SCO is deeply grateful to our Knowledge Keepers for guiding this process. We are also grateful to our Chiefs who provide direction through the Chiefs’ Health Action Table (CHAT), as well as to our Health Transformation Advisory Committee made up of senior health care professionals, the Health Directors from across our 34 member Nations, our dedicated Community Health Transformation Liaisons, and the hundreds of community members whose voices have been integral to the Health Transformation process. United, we will keep moving forward until better health outcomes are a reality for southern First Nations people.
“We have taken the lead on our health care to address the disparities southern First Nations face,” said Derek Cook, Chief of Bloodvein First Nation and CHAT Chair. “Our people experience health inequities like no other, and this is only compounded by the fact that we are one of the regions most impacted by the residential and day school systems, Sixties Scoop, child welfare system, violence against Indigenous women and girls and two-spirit people, and the colonial justice system.”
“We are pleased to join this work with the Southern Chiefs’ Organization and Canada to embark on this monumental task,” said The Honourable Minister Audrey Gordon, Manitoba’s Health Minister. “We look forward to working together to establish a health system model for Manitoba that focuses on Indigenous-led and community-based healthcare.”
“Healthcare that is led and delivered by First Nations results in better access and outcomes,” noted The Honourable Patty Hajdu, Minister of Indigenous Services Canada. “With Manitoba joining the Southern Chiefs’ Organization and Canada in this health transformation agreement, we are moving ahead in partnership to improve access to healthcare for Indigenous Peoples in Canada.”

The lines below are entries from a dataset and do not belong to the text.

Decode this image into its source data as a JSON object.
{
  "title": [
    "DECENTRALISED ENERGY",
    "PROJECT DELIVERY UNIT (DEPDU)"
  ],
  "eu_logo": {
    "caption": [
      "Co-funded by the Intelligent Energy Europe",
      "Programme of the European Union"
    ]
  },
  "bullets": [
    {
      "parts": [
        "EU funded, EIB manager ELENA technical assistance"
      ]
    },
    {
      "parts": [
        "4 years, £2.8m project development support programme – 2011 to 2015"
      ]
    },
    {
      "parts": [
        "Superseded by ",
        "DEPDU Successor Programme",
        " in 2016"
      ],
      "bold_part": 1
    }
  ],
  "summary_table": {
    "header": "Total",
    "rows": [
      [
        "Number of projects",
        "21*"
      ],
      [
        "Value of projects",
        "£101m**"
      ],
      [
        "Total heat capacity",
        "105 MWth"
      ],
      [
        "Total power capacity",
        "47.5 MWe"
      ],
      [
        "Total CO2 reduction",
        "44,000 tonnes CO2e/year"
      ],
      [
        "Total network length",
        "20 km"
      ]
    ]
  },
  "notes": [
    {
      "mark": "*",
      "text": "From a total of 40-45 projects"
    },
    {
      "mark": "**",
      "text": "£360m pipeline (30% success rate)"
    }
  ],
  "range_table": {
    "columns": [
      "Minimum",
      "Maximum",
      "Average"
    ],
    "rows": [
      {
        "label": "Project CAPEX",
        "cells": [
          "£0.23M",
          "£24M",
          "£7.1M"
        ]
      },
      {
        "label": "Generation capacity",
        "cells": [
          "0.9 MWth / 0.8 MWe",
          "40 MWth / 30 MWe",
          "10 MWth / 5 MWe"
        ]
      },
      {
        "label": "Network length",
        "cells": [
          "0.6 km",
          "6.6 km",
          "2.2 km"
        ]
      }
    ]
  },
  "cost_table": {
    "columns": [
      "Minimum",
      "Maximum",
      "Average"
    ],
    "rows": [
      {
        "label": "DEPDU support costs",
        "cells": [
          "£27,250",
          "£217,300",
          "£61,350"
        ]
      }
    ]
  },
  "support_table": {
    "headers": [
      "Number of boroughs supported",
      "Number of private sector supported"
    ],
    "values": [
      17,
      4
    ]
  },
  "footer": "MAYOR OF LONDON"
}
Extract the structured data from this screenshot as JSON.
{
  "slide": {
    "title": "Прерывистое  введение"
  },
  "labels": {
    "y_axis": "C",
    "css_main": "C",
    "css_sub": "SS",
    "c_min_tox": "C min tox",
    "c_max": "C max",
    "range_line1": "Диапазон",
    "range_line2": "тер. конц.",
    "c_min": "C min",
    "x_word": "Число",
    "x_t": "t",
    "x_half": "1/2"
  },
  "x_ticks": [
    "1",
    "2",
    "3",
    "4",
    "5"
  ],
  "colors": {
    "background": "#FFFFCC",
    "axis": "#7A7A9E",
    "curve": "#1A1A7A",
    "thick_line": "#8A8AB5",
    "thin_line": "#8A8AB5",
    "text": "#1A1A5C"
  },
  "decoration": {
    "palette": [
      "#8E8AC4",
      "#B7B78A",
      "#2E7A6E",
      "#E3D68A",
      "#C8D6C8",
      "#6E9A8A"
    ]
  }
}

The forthcoming Agreement-in-Principle will establish the relationship protocols and shared priorities for health care for our southern First Nation citizens and formalizes the commitment of all three parties to a working relationship.
Priorities
- Culturally competent primary care
- improved access to mental health services
- enhanced services for Grandmothers and Grandfathers
- access to Traditional healing modalities, and
- local community access to health care
In 2019, the SCO Chiefs-in-Summit passed a resolution supporting the Health Transformation process called “Exercising our Treaty and Inherent Right to Health”. In June 2020, SCO signed a memorandum of understanding with Canada to work together to transform the health care system for southern First Nations. In 2021, the SCO Chiefs-in-Summit passed a resolution to support a Health Transformation Action Plan to fulfill First Nation priorities for an Agreement-in-Principle. SCO is actively working with southern First Nations in Manitoba to forge new relationships to improve service delivery that is community-based and culturally led.
The Southern Chiefs’ Organization represents 34 First Nations and more than 81,500 citizens in what is now called southern Manitoba. SCO is an independent political organization that protects, preserves, promotes, and enhances First Nations peoples’ inherent rights, languages, customs, and traditions through the application and implementation of the spirit and intent of the Treaty-making process.